Enterprise Risk Management also involves the evaluation of resources [humna-capital], products and services as well external impacts such as government legislations. As the crisis has a true global impact, sudden bankruptcy can still disrupt your business.
The insolvency of Edscha, supplier of sunroofs, forced BMW to make undisclosed payments to Edscha to support the supplier’s continuation, in order for BMW to meet a planned production launch. The increasing dependencies between supplier and customer, also due to preferred suppliership, sharply increases the risks for both parties. Both companies had insufficient risk processes in place to identify the vulnerability.
The global character disrupts many global supply chains, which are so complex and expansive, that traditional risk management is no longer sufficient. What is required is a close monitoring process of suppliers, functions, processes and financial flows throughout the supply chain. As companies do understand the need for a visible operational supply chain, too little understand the need for a transparent financial supply chain. Although quite some metrics which are already present in global supply chains, they miss out the underlying root causes that can disrupt the supply chain. Especially for supply chains which go up to more then 4 tiers.
Focus on price escalations or volatility. Many companies rely on commodities. Although not directly involved, their predecessors are. Such changes are translated with a bull whip effect towards your position.
Siloed organisations. It is not uncommon that supply chain function focus on discrete pockets of information. As one function monitors direct materials or services, purchasing professionals are equipped to describe the strategic supplier and risks involved. Such information rarely is cross functional shared.

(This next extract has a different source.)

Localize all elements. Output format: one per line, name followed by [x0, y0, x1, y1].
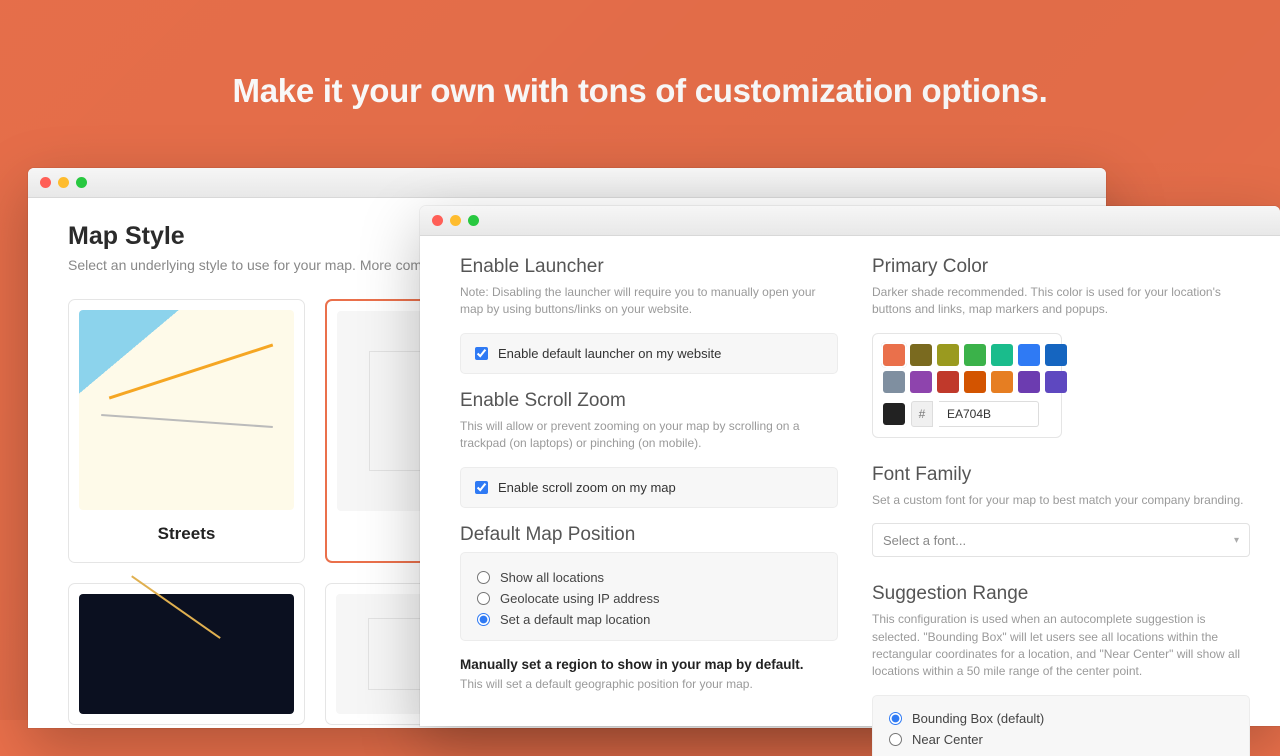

The tallest nail. Many companies focus their attention and energy on the supplier that often fails the standard agreement. Product quality issues, not timely delivered. Those suppliers are often observed as the critical ones. Such presumption could cloud your risk assessment. The central question should be: What would happen if my supplier failed for the next couple of months, are there alternative sources, who owns the product tooling, how lengthly are are product qualification cycles, do geographic impact the business? The risk and the strategic importance determines the whether a supplier can be resourced. Hence can be considered a major risk for the business continuation.
Once you identified your high priority suppliers, you should evaluate their financial viability. This can be a daunting task as many companies do provide general financial information, but lack to provide specific information regarding their solvability. As specially privately owned companies rarely give full disclosure, as there are often no legal requirements.
Altman Z-Score.
If financial information is available and you do not want to rely on subjective quotes and reports from analysts, one can adapt the Altman Z- Score. This score which was introduced in 1968 by the New York University, adapts 5 financial ratio’s on a scale from 0-5. The lower the score, the higher the risk on financial distress. It evaluates Working Capital to total Assets, retained earnings to total assets, earning before interest-tax to total assets, market value of equity to the book value of total liabilitities.
Although the score is a general predictor, it can certainly help Supply Chain managers to quantify and rank suppliers with more rigor then they have done before.
Interventions
Identifyng the risk as your supplier is one thing. Intervention is another. Often bailout stipulations are present in supplier contracts, but such action can often be the final drop for your supplier .
Chrysler, prior to it’s own bankruptcy, sought 50% reduction at it’s suppliers, including Aradco Management, a tier 1 one supplier of stamping. With more then 90% of it’s business dedicated to Chrysler, Aradco could not withstand the additional loss of income. Failing to reach an agreement and even a court ruling that granted Chrysler legal rights for Aradco parts, a union blockade at the Aradco plant, turned away Chrysler efforts.
Typically a distressed supplier has ran out of cash. Further actions that would drain their cashflow will result in immediate bankruptcy. So efforts should focus on reduction of direct cash out. Such as removal of contract based employees, cut hard on travel expenses,reduce communication cost, eliminate and not replacing non-recurring costs, including ongoing litigation expenses. Such drastic cutbacks give at short notice relief in the suppliers cash flow. Furthermore the supplier should bring down their staffing to the new business outlook and seek the low base line on Fte.
It is during a global crisis advisable to work together with your distressed suppliers and their creditors to improve at short notice their cashflow position. Further cost reduction should focus on profit restoring and align the supplier business with a new outlook.